To check the size of your potatoes, gently remove the soil around the base of the plant with your hands. Dig down until you reach the roots of the potato plants. Potatoes form in clusters under the plant. If the potatoes are too small for your needs, gently cover them with the soil and let them grow for another week or two before checking again. Alternatively, you can harvest a few small potatoes now and recover the roots to allow more potatoes to grow.
The days to maturity of your potatoes will give you a good indication of when they will mature. Check them a week or two before their expected maturity date.
Mature potato plants begin to turn yellow, fall over, and eventually turn brown when the potato tubers are mature. If you notice your potato plants are dying back naturally the potato tubers should be mature.
How can I stop my potatoes from growing too big?
If your region has sporadic rainfall perhaps you can choose a variety that avoids problems with hollow heart. Ensure you plant as close as recommended and apply fertilizer in small doses spaced evenly throughout the year.
Water your potatoes once or twice weekly to keep the soil from drying out completely throughout the growing season. One of the most common issues with poor potato yield and misshapen and overgrown potatoes is uneven watering.
Resist the urge to let your potatoes go for weeks with inadequate water and then water them frequently because they are not doing well. Watering consistency is the key to growing well-shaped and healthy potato tubers.
Can I stop my potatoes from growing without using chemicals?
Yes, if you see that your potatoes are already large enough you can remove the green plant foliage away from where the potatoes are grown. Once the tops have been removed the potatoes will stop growing and being to set their skins for harvesting.
If you are eating your potatoes fresh from the garden, usually there is no need to stop the plants from growing as you can harvest the tubers whenever they reach the size you prefer.
If you wish to store your potatoes for winter use and the tops have not died back naturally, the University of Minnesota Extension recommends checking the skins to see if they are mature. If the skins rub off easily with your thumb, they are not mature, but you can take care of that by curing them.
To cure the potatoes, place them in a dark, well-ventilated area with temperatures between 60- and 65 degrees Fahrenheit for at least ten days. This causes the skin to thicken and wounds to heal.
Why do potato farmers use chemical sprays to kill the potato foliage?

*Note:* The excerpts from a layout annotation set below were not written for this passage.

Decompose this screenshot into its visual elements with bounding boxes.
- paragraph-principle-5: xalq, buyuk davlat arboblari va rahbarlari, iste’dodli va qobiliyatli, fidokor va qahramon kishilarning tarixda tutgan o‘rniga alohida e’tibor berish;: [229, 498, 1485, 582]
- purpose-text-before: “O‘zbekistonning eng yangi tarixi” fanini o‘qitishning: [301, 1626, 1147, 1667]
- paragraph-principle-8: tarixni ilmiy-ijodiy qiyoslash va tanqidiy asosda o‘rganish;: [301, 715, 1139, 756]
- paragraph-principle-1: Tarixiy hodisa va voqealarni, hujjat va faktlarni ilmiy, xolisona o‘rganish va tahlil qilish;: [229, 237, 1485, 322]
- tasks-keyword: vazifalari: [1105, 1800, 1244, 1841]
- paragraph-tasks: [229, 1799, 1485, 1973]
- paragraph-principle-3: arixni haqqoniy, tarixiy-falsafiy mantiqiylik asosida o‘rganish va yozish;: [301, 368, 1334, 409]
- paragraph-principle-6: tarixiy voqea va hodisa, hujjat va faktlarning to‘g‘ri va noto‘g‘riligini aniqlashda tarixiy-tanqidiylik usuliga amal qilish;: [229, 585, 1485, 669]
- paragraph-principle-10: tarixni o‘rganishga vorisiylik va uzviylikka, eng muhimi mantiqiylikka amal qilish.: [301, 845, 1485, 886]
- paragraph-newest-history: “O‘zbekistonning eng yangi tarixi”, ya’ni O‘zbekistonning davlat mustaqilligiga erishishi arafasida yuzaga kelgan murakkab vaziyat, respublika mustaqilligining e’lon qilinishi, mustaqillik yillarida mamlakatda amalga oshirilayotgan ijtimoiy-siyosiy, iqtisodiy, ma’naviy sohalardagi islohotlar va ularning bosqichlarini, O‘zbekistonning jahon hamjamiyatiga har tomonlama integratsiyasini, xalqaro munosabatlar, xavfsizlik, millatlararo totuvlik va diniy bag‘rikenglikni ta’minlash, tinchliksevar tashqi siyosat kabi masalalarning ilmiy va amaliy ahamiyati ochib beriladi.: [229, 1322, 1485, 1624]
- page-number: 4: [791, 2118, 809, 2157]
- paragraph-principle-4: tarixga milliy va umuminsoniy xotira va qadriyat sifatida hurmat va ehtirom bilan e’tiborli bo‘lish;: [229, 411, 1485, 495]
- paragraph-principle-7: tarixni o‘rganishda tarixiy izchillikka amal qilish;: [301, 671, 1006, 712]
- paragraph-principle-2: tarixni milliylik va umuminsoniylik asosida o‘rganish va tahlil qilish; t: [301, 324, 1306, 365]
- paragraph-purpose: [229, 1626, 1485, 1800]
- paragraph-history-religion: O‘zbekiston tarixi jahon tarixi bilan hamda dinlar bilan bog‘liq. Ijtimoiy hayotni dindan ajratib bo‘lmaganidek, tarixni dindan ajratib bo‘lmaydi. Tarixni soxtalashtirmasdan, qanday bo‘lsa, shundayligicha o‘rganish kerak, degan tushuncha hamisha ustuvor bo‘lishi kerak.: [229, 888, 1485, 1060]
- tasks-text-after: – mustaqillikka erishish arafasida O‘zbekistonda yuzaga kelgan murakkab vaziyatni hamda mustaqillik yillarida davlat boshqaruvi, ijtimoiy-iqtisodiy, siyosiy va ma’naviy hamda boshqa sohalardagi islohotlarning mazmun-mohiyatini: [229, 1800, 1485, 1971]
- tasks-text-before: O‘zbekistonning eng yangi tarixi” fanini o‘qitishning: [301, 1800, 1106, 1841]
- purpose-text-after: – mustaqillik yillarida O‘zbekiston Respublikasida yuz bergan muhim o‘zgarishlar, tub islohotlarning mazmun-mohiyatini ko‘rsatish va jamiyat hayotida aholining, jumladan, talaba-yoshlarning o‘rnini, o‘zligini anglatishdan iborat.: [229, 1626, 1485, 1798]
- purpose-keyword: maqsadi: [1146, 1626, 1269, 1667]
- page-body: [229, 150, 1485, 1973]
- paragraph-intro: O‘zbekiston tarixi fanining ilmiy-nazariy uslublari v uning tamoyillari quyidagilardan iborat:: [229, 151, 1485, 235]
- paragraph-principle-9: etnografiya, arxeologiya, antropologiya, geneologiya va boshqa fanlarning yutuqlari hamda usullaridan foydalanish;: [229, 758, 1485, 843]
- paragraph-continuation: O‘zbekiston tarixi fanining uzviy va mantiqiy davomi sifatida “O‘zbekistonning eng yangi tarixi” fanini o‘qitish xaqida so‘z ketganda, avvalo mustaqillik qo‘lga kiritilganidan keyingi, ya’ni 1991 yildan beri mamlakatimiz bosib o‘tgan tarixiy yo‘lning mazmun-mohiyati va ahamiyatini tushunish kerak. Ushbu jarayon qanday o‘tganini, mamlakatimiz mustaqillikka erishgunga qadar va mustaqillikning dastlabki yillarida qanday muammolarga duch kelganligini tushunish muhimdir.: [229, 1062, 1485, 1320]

While farmers and large-scale potato growing operations often use chemical sprays to kill the foliage, it is done primarily for ease of harvest, although sometimes it is used initially to stop the potatoes from growing any larger. If the foliage is dead, the potatoes stop growing and it is easier to harvest the potatoes mechanically using potato harvesters. In the home garden, killing the foliage is unnecessary as you can pull up the plants by hand and harvest the potatoes with a hoe or other garden tools.
Killing the foliage once the potatoes are mature is unnecessary as the potatoes will stop growing on their own. Killing the foliage when the potato tubers are mature does not affect the size, flavor, or maturity of the potato tubers.
Choosing a potato variety that suits your climate/region and which will produce potato tubers in the size and shape you prefer is the first step to preventing growing tubers that are too big. Pay attention to how far apart you plant your potatoes so they don’t have too much room to grow massive. Finally, try to avoid large applications of water or fertilizer they receive to help prevent issues with large tubers with a hollow heart.